Dentre tais riscos, os relacionados à companhia emissora são os que demandam mais cuidado, e também os que geram mais questionamentos no momento da estruturação da oferta. Isso se deve tanto ao fato de que os demais riscos já são de conhecimento das partes envolvidas na operação — e muitas vezes são utilizadas fórmulas padrão para sua descrição — como também pelo desconforto inicial da administração da companhia em descrever os riscos relativos a ela própria e ao seu setor de atuação (com os detalhes requeridos pela regulamentação e pelo mercado).

No momento da elaboração do prospecto, todos os potenciais fatores de risco relacionados à companhia em si, seus negócios e o setor da economia em que ela atua ou pretende atuar devem ser detalhados, para o conhecimento do investidor. Além disso, a descrição dos fatores de risco deve ser feita sem mitigação, isto é, sem inclusão de fatos, informações ou expressões que possam representar uma diminuição ou abrandamento do risco que se pretende apresentar ao mercado.

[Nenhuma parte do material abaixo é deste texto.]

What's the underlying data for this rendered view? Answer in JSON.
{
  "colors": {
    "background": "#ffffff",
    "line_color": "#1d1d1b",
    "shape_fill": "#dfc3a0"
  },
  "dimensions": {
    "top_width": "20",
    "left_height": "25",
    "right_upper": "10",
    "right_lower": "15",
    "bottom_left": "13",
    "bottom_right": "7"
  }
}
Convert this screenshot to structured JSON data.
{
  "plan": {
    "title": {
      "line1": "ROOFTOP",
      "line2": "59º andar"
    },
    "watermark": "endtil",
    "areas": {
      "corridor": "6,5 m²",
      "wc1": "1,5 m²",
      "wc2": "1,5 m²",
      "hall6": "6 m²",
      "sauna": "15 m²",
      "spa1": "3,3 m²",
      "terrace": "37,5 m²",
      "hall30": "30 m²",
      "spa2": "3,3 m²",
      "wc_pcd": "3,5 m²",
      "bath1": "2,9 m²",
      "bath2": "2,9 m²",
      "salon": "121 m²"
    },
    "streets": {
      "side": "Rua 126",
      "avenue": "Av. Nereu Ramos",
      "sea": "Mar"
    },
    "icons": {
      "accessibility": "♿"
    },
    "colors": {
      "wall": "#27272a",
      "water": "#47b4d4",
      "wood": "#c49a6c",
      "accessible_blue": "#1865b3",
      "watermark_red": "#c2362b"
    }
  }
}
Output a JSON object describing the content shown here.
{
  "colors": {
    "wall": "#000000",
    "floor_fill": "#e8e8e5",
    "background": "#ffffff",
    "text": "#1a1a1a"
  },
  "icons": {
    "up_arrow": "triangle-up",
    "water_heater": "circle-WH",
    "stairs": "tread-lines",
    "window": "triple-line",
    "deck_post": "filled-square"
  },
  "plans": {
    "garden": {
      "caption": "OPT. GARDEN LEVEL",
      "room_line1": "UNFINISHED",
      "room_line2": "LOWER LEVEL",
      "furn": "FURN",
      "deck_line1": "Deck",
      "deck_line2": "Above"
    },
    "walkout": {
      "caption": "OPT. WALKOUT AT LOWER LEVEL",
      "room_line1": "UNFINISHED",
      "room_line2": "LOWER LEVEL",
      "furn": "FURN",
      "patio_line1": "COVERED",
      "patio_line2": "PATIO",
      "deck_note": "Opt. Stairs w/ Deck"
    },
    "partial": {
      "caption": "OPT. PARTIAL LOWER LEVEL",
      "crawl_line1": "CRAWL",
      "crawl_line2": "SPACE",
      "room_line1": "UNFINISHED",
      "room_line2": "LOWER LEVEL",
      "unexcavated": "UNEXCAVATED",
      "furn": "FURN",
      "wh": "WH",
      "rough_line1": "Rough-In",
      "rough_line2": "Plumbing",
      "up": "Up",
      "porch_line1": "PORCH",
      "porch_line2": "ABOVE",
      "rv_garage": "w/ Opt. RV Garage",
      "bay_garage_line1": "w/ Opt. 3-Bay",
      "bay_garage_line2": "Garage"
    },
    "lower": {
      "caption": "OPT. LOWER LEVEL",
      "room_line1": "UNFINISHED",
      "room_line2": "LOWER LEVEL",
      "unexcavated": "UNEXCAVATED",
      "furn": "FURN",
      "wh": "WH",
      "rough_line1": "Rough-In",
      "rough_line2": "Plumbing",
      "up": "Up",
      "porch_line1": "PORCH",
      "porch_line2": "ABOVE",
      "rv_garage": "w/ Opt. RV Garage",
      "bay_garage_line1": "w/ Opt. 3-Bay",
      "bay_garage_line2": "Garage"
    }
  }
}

Assim, por exemplo, uma empresa que tenha sua vantagem competitiva dependente de um produto baseado em nova tecnologia deve mencionar o risco de que essa tecnologia fique ultrapassada ou que outras tecnologias concorrentes sejam bem sucedidas. Um outro exemplo de risco a ser descrito é aquele incorrido por empresa que dependa de autorização governamental para operar e que, por exemplo, esteja sujeita ao risco de cassação da autorização.

Muitas vezes, para a administração da companhia, a descrição dos fatores de risco nos prospectos se apresenta como algo negativo, que agiria em detrimento da empresa e dos interesses dos acionistas.

Na realidade, é preciso salientar que a descrição correta, sem mitigações, dos fatores de riscos relevantes relacionados ao IPO atua em benefício tantos dos investidores, como da companhia e de seus administradores. Com os riscos devidamente descritos no prospecto, nenhum investidor poderá alegar, no futuro, desconhecimento de qualquer fato que possa vir a afetar o valor das ações da companhia emissora colocadas no mercado durante o IPO.

Como estabelece a regulamentação aplicável, o prospecto é o documento que serve de base para que os investidores possam formar criteriosamente sua opinião de investimento. A cuidadosa análise e exposição dos fatores de risco relativos a uma emissão é da maior relevância para que o prospecto possa atingir esse objetivo.